This work is informed by place and community-based pedagogy which holds the potential to transform the space and place of learning, through intersections of place, community, and local knowledge (Sobol & Smith, 2015, Cresswell 2004). Focusing curriculum within school communities provides a means for students to become more deeply connected to the community, and to find and strengthen their own voices. Place-based instruction is characterized by four tenets (Smith, & Sobel, 2014):

  • 1.

    Teachers act as co-learners and brokers of community resources,

  • 2.

    local phenomena guide curriculum,

  • 3.

    students act as creators of knowledge rather than consumers,

  • 4.

    students’ questions, concerns, engagement, and agency become central to the curriculum.

Key Terms in this Chapter

Placemaking: This refers to the ways in which our experiences lead us to our conceptions of a place.

Place-Based Instruction: An immersive learning experience that places students in local heritage, cultures, landscapes, opportunities and experiences, and incorporates this study across the curriculum, often resulting in social change.

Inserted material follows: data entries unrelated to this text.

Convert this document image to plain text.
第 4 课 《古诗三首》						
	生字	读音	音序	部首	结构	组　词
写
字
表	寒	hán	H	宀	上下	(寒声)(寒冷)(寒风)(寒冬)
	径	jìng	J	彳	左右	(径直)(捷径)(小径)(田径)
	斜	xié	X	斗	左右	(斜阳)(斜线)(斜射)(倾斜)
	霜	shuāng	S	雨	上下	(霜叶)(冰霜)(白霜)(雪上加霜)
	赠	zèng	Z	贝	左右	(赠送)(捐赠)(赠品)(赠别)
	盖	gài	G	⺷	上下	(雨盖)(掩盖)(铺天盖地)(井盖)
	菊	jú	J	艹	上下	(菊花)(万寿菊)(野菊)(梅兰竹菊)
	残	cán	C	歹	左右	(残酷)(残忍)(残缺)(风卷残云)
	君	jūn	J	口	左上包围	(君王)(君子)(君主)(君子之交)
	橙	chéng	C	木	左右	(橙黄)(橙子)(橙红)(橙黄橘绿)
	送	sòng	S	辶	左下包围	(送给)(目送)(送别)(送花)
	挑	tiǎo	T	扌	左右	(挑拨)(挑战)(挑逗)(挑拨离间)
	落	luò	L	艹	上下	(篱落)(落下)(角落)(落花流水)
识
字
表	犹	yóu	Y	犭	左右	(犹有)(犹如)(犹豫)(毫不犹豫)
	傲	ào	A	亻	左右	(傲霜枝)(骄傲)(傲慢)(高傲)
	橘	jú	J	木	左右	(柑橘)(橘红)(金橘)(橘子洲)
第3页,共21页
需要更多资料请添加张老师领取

Critical Pedagogy: A teaching approach which attempts to help students question and challenge domination, and the beliefs and practices that contribute to the oppression of others through an imbalance of power.

Culturally Relevant Instruction: A theory that informs instructional practice focusing on academic achievement, cultural competence and sociopolitical consciousness.

Multiple Literacies: A broader view of literacy, also referred to as “new literacies” or “multiliteracies.” These multiliteracies include linguistic, visual, audio, spatial, and gestural ways of meaning-making.

Artifactual Literacies: A theory of recognizing the role of artifacts in the narratives of students’ lives and inviting those into the classroom.

Community: A physical or representational space whereby members engage in activities based on shared interests.

Participatory Literacies: An approach to learning, texts are used as part of a mix of that includes magazine articles, student-generated materials, hypermedia productions, visuals, which students use, create, and collaborate on for larger audiences.